Ma vie professionnelle c’est arrêtée à l’aube de ce siècle, en pleine croissance !
L’agriculture, mais peut-on toujours parler d’agriculture ? je ne le crois pas !

Ø Pensées, mots, maux 2007…

Pendant que j’écris Alain est au téléphone avec nos amis de Dinan ; nous les avions connus il y a vingt-deux ans lors de quelques jours de vacances passés à Grasse en VVF, à l’époque nous étions en Haute-Loire sur notre petite ferme… et pour rentrer chez eux ils s’étaient arrêtés chez nous, cela leur avait permis de couper le trajet trop long…
Depuis ce temps nous sommes restés en contact ; l’an dernier Annie m’a téléphoné affolée, Pascal était tombé du toit de sa stabulation ! ils l’ont retrouvé couché à côté du tracteur le corps en hypothermie !
Après quelques jours de coma, plusieurs mois d’hospitalisations, de la rééducation, le voilà de retour sur sa ferme un peu moins apte, mais vivant c’est le principal !
Ces agriculteurs, ils veulent tout faire par eux-mêmes, tous les travaux d’entretien même les toitures !
Combien de fois ai-je tremblé pour mon homme… !
L’âge et ses inconvénients vont bien les ralentir, ils n’ont plus la souplesse de leurs vingt ans !

Ø Mes débuts de « star »

Morte, lapidée, éreintée mais heureuse !
Ce matin j’étais tellement nerveuse de ce qui allait se passer dans la journée que je me suis levée plus tôt que d’habitude ! j’ai préparé le repas de midi en avance sachant déjà que nous serions six à table ; à dix heures trente le réalisateur et son collègue sont arrivés bravant la neige et le verglas, un vent glacial balayait la cour, la neige des toits tourbillonnait, je me retrouvai projetée trente ans en arrière en auvergne…
Nous décidâmes malgré tout d’aller faire les prises de vues extérieures le matin sur la ferme de Guillaume, l’après-midi sera consacrée à l’interview et à la partie comptable !
Nous avons donc fait un film des limousines dans le bâtiment, moi passant devant les cornadis en fauteuil manuel, les pauvres elles avaient peur, elles me voient si peu ! puis nous sommes partis sur notre ferme de cent vingt hectares, siège social de l’exploitation, là où je vivais jusqu’en 2003 ; le réalisateur tenait à filmer l’endroit où m’était venue l’inspiration pour l’écriture de mes poèmes !

Ø Romancière en herbe ?

Et voilà que ce matin m’a pris l’idée saugrenue, en fait pas si saugrenue que ça, d’écrire un roman en m’inspirant de mon vécu ! je suis donc occupée sur deux manuscrits différents !
N’est-ce pas trop demander à mon petit cerveau ? on verra bien si celui-ci explose avant l’heure…
Je continue ce manuscrit intimiste en le tenant à jour le plus régulièrement possible ; l’autre sera donc un roman sur ma vie ; je reprends mon vécu quotidien et je le transforme en « invention » ; je ne sais vraiment pas où je vais mais je crois en ce projet, alors je le poursuivrai jusqu’à la fin, si il est retenu par un éditeur, j’aurai réussi mon pari et me serai découvert un don de « romancière » !

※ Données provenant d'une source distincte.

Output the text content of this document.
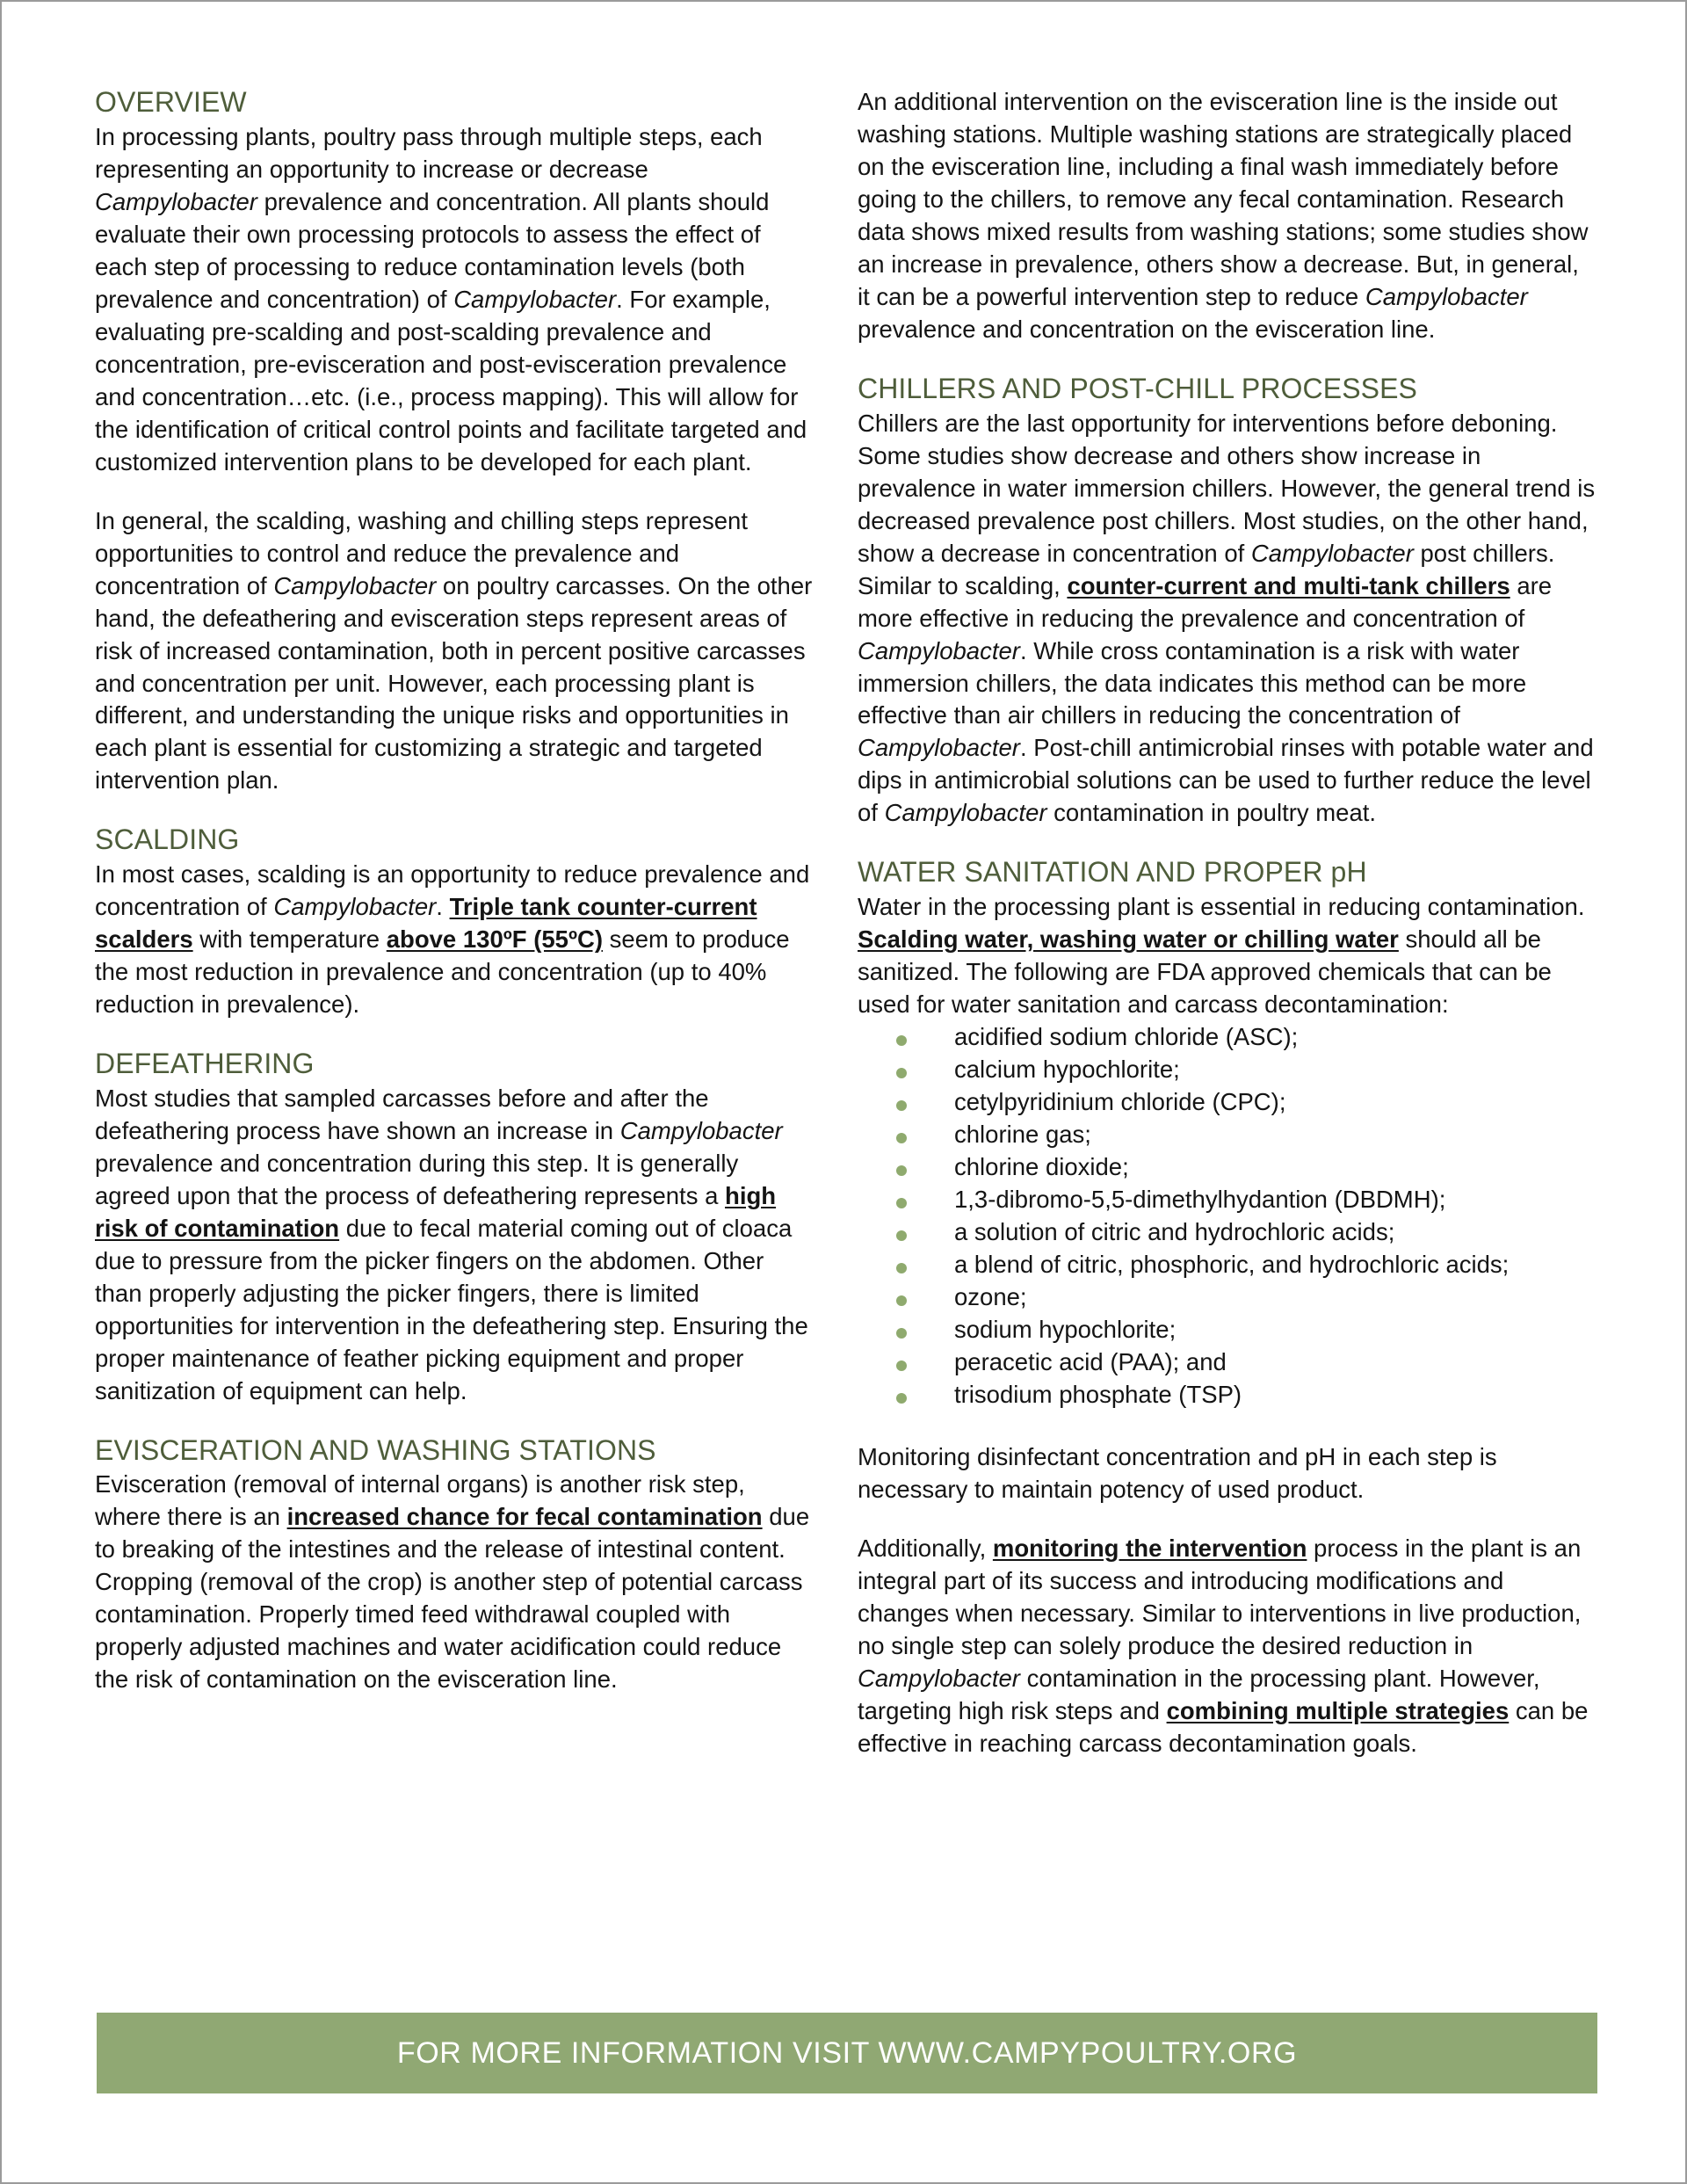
OVERVIEW

In processing plants, poultry pass through multiple steps, each representing an opportunity to increase or decrease Campylobacter prevalence and concentration. All plants should evaluate their own processing protocols to assess the effect of each step of processing to reduce contamination levels (both prevalence and concentration) of Campylobacter. For example, evaluating pre-scalding and post-scalding prevalence and concentration, pre-evisceration and post-evisceration prevalence and concentration…etc. (i.e., process mapping). This will allow for the identification of critical control points and facilitate targeted and customized intervention plans to be developed for each plant.

In general, the scalding, washing and chilling steps represent opportunities to control and reduce the prevalence and concentration of Campylobacter on poultry carcasses. On the other hand, the defeathering and evisceration steps represent areas of risk of increased contamination, both in percent positive carcasses and concentration per unit. However, each processing plant is different, and understanding the unique risks and opportunities in each plant is essential for customizing a strategic and targeted intervention plan.

SCALDING

In most cases, scalding is an opportunity to reduce prevalence and concentration of Campylobacter. Triple tank counter-current scalders with temperature above 130ºF (55ºC) seem to produce the most reduction in prevalence and concentration (up to 40% reduction in prevalence).

DEFEATHERING

Most studies that sampled carcasses before and after the defeathering process have shown an increase in Campylobacter prevalence and concentration during this step. It is generally agreed upon that the process of defeathering represents a high risk of contamination due to fecal material coming out of cloaca due to pressure from the picker fingers on the abdomen. Other than properly adjusting the picker fingers, there is limited opportunities for intervention in the defeathering step. Ensuring the proper maintenance of feather picking equipment and proper sanitization of equipment can help.

EVISCERATION AND WASHING STATIONS

Evisceration (removal of internal organs) is another risk step, where there is an increased chance for fecal contamination due to breaking of the intestines and the release of intestinal content. Cropping (removal of the crop) is another step of potential carcass contamination. Properly timed feed withdrawal coupled with properly adjusted machines and water acidification could reduce the risk of contamination on the evisceration line.

An additional intervention on the evisceration line is the inside out washing stations. Multiple washing stations are strategically placed on the evisceration line, including a final wash immediately before going to the chillers, to remove any fecal contamination. Research data shows mixed results from washing stations; some studies show an increase in prevalence, others show a decrease. But, in general, it can be a powerful intervention step to reduce Campylobacter prevalence and concentration on the evisceration line.

CHILLERS AND POST-CHILL PROCESSES

Chillers are the last opportunity for interventions before deboning. Some studies show decrease and others show increase in prevalence in water immersion chillers. However, the general trend is decreased prevalence post chillers. Most studies, on the other hand, show a decrease in concentration of Campylobacter post chillers. Similar to scalding, counter-current and multi-tank chillers are more effective in reducing the prevalence and concentration of Campylobacter. While cross contamination is a risk with water immersion chillers, the data indicates this method can be more effective than air chillers in reducing the concentration of Campylobacter. Post-chill antimicrobial rinses with potable water and dips in antimicrobial solutions can be used to further reduce the level of Campylobacter contamination in poultry meat.

WATER SANITATION AND PROPER pH

Water in the processing plant is essential in reducing contamination. Scalding water, washing water or chilling water should all be sanitized. The following are FDA approved chemicals that can be used for water sanitation and carcass decontamination:

acidified sodium chloride (ASC);
calcium hypochlorite;
cetylpyridinium chloride (CPC);
chlorine gas;
chlorine dioxide;
1,3-dibromo-5,5-dimethylhydantion (DBDMH);
a solution of citric and hydrochloric acids;
a blend of citric, phosphoric, and hydrochloric acids;
ozone;
sodium hypochlorite;
peracetic acid (PAA); and
trisodium phosphate (TSP)

Monitoring disinfectant concentration and pH in each step is necessary to maintain potency of used product.

Additionally, monitoring the intervention process in the plant is an integral part of its success and introducing modifications and changes when necessary. Similar to interventions in live production, no single step can solely produce the desired reduction in Campylobacter contamination in the processing plant. However, targeting high risk steps and combining multiple strategies can be effective in reaching carcass decontamination goals.

FOR MORE INFORMATION VISIT WWW.CAMPYPOULTRY.ORG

Ø Déceptions et déchirures

Retour à la maison vers dix-huit heures trente avec ma fille qui m’annonce le pourquoi exact de sa
« liberté » d’un soir !
Ma maman est décédée !!!

Ø Le retour à la vie normale

Voilà déjà une semaine de passée depuis le décès de maman !
Demain matin sera dur pour moi, j’attendrai comme chaque samedi son appel, qui ne viendra pas…
Dimanche c’est la fête des grands-mères, nous n’en avons plus !
Je ne lui enverrai plus le bouquet ou la plante choisis sur le net comme chaque année !
Ces jours-ci je reçois la publicité de la boutique où je commandais régulièrement, je n’y réponds pas… triste !
Demain ouverture du salon de l’agriculture, un événement incontournable chaque année en mars pour notre profession ! tout le monde s’affaire à préparer ses bêtes, à présenter son stand…
Les petits parisiens vont connaître un moment d’évasion campagnard !

Ø Epilogue

La SEP où le « Sourire Est Permis » de temps en temps…
Je souhaite qu’elle m’oublie un peu et me laisse vivre !
Je perds doucement un peu de moi ; les sorties sont moins fréquentes, il n’y a plus de veillées tardives, ce sont des deuils quotidiens, des renoncements successifs sur la vie…
Je perds mes forces, mon avenir perd de sa visibilité mais je vis le présent avec plus de courage !
Mon existence est limitée mais je vis des rencontres, des expériences, des sensations que seuls les mots peuvent décrirent ;
L’écriture est ma thérapie !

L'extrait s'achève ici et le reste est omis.